To promote the development of NER systems, the BioCreative V.5, a major challenge event in biomedical natural language processing, organized three tracks to focus on biomedical entity recognition in patents. This challenge included three individual tracks: two traditional BioCreative tracks to detect relevant biomedical entities (chemical entity mention recognition (CEMP) track and gene and protein related object recognition (GPRO) track) and a novel track called technical interoperability and performance of annotation servers (TIPS). The latter focuses on the technical aspects of the evaluation of continuous text Annotation Servers for NER. For the challenge, we participated in the CEMP and GPRO tracks, and our submissions to the two tracks were created by our deep learning system.

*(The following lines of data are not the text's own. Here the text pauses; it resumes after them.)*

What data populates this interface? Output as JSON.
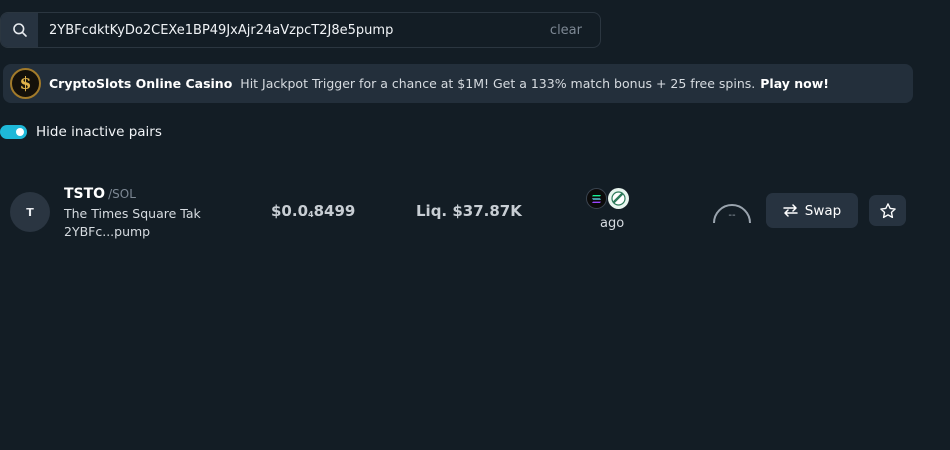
{
  "search": {
    "value": "2YBFcdktKyDo2CEXe1BP49JxAjr24aVzpcT2J8e5pump",
    "clear_label": "clear"
  },
  "banner": {
    "logo_glyph": "$",
    "brand": "CryptoSlots Online Casino",
    "text": "Hit Jackpot Trigger for a chance at $1M! Get a 133% match bonus + 25 free spins.",
    "cta": "Play now!"
  },
  "filter": {
    "label": "Hide inactive pairs",
    "enabled": true
  },
  "pair": {
    "avatar_letter": "T",
    "symbol": "TSTO",
    "separator": "/",
    "quote": "SOL",
    "name": "The Times Square Tak",
    "address": "2YBFc...pump",
    "price_prefix": "$0.0",
    "price_zeros_subscript": "4",
    "price_digits": "8499",
    "liquidity": "Liq. $37.87K",
    "age": "ago",
    "gauge_value": "--",
    "swap_label": "Swap",
    "chain_icon": "solana-icon",
    "dex_icon": "pumpfun-icon"
  },
  "colors": {
    "background": "#131d25",
    "panel": "#232f3b",
    "button": "#273340",
    "accent": "#1eb8d8"
  }
}
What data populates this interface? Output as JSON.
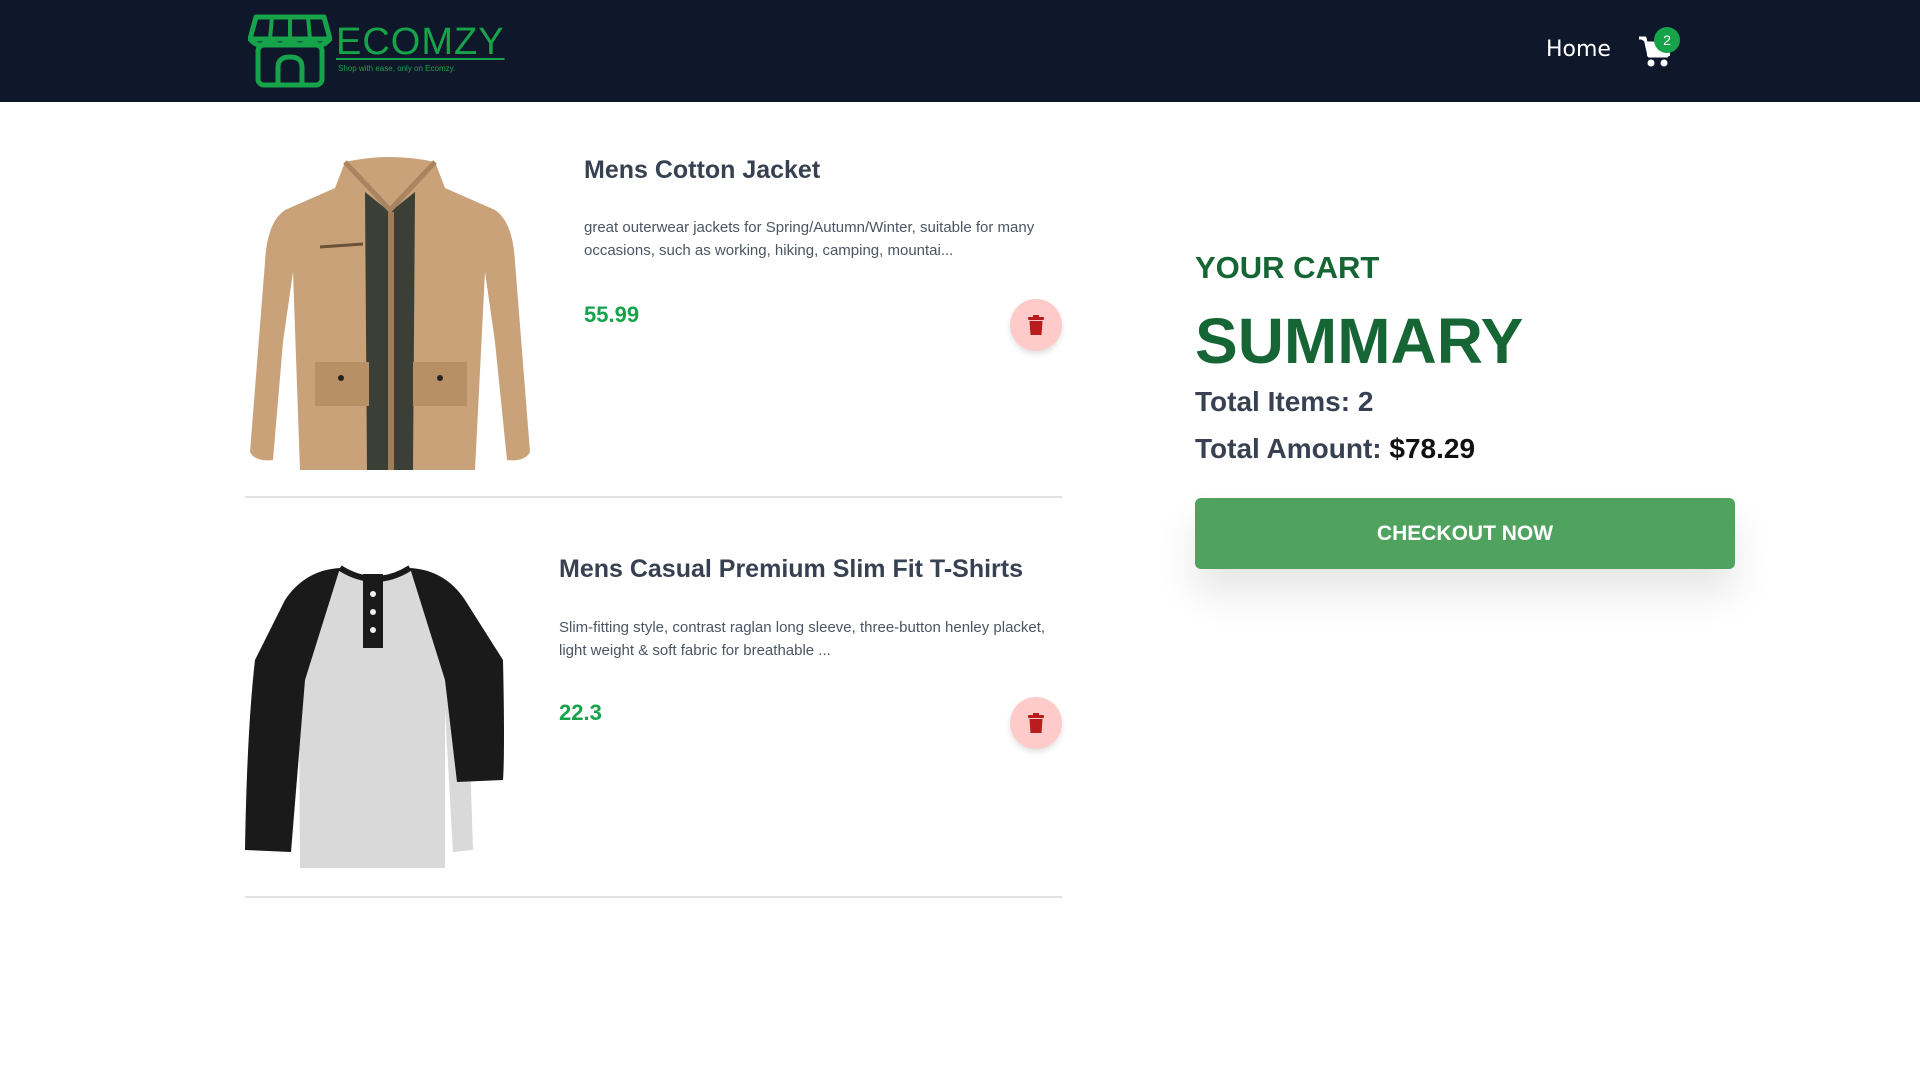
{
  "brand": {
    "name": "ECOMZY",
    "tagline": "Shop with ease, only on Ecomzy.",
    "color": "#16a34a"
  },
  "nav": {
    "home_label": "Home",
    "cart_icon": "cart-icon",
    "cart_count": "2"
  },
  "cart_items": [
    {
      "title": "Mens Cotton Jacket",
      "description": "great outerwear jackets for Spring/Autumn/Winter, suitable for many occasions, such as working, hiking, camping, mountai...",
      "price": "55.99",
      "delete_icon": "trash-icon"
    },
    {
      "title": "Mens Casual Premium Slim Fit T-Shirts",
      "description": "Slim-fitting style, contrast raglan long sleeve, three-button henley placket, light weight & soft fabric for breathable ...",
      "price": "22.3",
      "delete_icon": "trash-icon"
    }
  ],
  "summary": {
    "label": "YOUR CART",
    "title": "SUMMARY",
    "total_items_label": "Total Items: ",
    "total_items_value": "2",
    "total_amount_label": "Total Amount: ",
    "total_amount_value": "$78.29",
    "checkout_label": "CHECKOUT NOW"
  },
  "colors": {
    "navbar_bg": "#0f172a",
    "accent_green": "#16a34a",
    "summary_green": "#166534",
    "checkout_bg": "#4fa35f",
    "delete_bg": "#fecaca",
    "delete_icon": "#b91c1c"
  }
}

The biomedical NER is a fundamental step for further biomedical text mining and has received much more attention recently. However, biomedical NER is particularly challenging due to some reasons. For example, for gene/protein NER, millions of gene/protein names are used, new names are created constantly and rapidly, gene/protein names naturally co-occur with other types that have similar morphology and context, various ways of naming gene and ambiguities caused by DNA sequences may vary in nonspecific ways . In the previous works, the state-of-the-art CRF-based biomedical NER methods [5–9] depend on effective feature engineering, i.e., the design of effective features using various natural language processing (NLP) tools and knowledge resources, which is still a labor-intensive and skill-dependent task. Recently, deep learning has become prevalent in the machine learning research community. These are neural network-based representation learning methods that compose simple but non-linear modules to obtain multiple levels of representation . For the NER task in general domain (such as news domain), several similar neural network architectures [11–13] have been proposed and exhibit promising results. Moreover, deep learning methods have begun to be explored in biomedical field, including genes and proteins , diseases  and chemicals . Compared with the traditional machine learning methods, the key advantage of deep learning methods is that these layers of features are not designed by human engineers and, therefore, less feature engineering is needed.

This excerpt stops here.